L’observation patiente de l’évolution des mécanismes de pouvoir au sein de l’UE révèle également à quel point le jeu est grandement faussé par la domination de plus en plus prégnante de l’inter-gouvernementalisme. Ainsi, si la Commission est censée avoir conservé le monopole de l’initiative législative que lui confère la lettre des traités, cette compétence s’exerce surtout au niveau des procédures. De plus en plus, l’impulsion se situe en amont, lorsque le Conseil européen (au niveau des chefs d’Etat et de gouvernement), le Conseil(au niveau des ministres), voire – mais plus rarement – le Parlement européen, « invitent » la Commission à prendre telle ou telle initiative. Au risque de lasser les lecteurs coutumiers de ma prose, je réitère une « parabole maritime » à laquelle je recours volontiers: les Etats membres tiennent fermement la barre, la Commission fait office de boussole et le Parlement scrute l’horizon avec une vocation de vigie.
Cela étant précisé, je partage assez largement vos préoccupations… en attendant, je l’espère, de pouvoir poursuivre avec vous un dialogue constructif.
Je suis française et je vis à Rome depuis très longemps. Je suis moi aussi soulagée et j’apprécie l’article de Sébastien Poupon. Le paragraphe final me semble le plus important : attention, Salvini est juste derrière le coin de la rue et l’aide de l’Europe sera déterminante pour éviter son retour en force, la question migratoire est essentielle, les Italiens sont désemparés et apeurés, ils ont connu l’émigration, mais dans l’autre sens et se sentent envahis. Que ce fait soit réel ou non est indifférent, ce qui compte c’est comme il est perçu. Ils sont aussi déçus de l’Europe, depuis longtemps, et n’ont pas encore digéré le passage à l’Euro, qui a provoqué dans bien des secteurs un quasi doublement des prix favorisé par le change de 1.936,27, presque 2.000 lires pour un euro. Des élections aboutiraient presque certainement au retour de l’extreme-droite, renforcée.
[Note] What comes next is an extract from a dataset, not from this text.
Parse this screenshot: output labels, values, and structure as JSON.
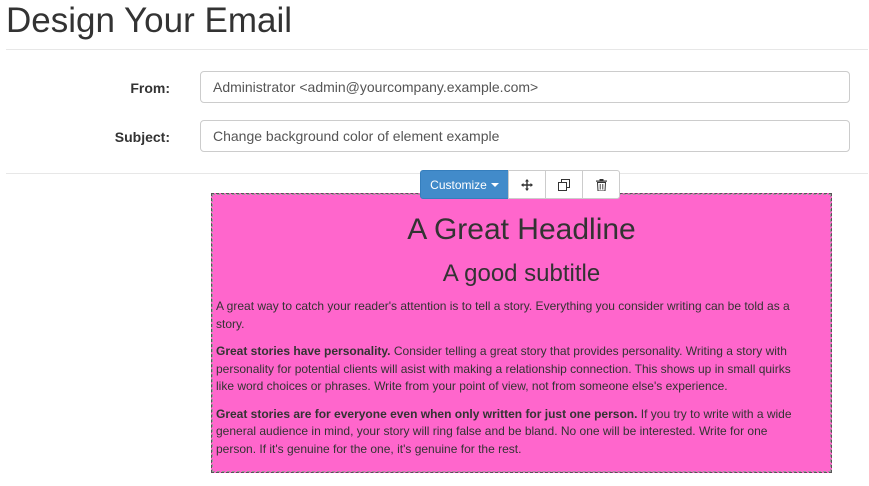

Parmi vos observations fort pertinentes, je relève un point fondamental: « Que ce fait soit réel ou non est indifférent, ce qui compte c’est comme il est perçu ».
Voilà qui pourrait faire écho à la remarque formulée par Dominique Moîsi dans son récent ouvrage consacré à l’Europe sous le titre « Leçons de lumières » (Editions de l’Observatoire, 103 pages). Je cite donc (comme je l’ai déjà fait dans un commentaire antérieur remontant au 1er août) cet extrait des pages 52-53:
« Les informations météo peuvent nous aider à comprendre [une] réalité psychologique et émotionnelle. Elles distinguent de plus en plus aujourd’hui la température ressentie de la température réelle, la première étant une version contrastée de la seconde. Ce concept de ressenti ne s’applique pas seulement à la température, mais aux évolutions économiques, sociales et même politiques ».
Ne serait-ce pas une manière d’expliquer bien des malentendus (terme que l’on pourrait scinder en deux: « mal entendu ») au sujet de la construction européenne?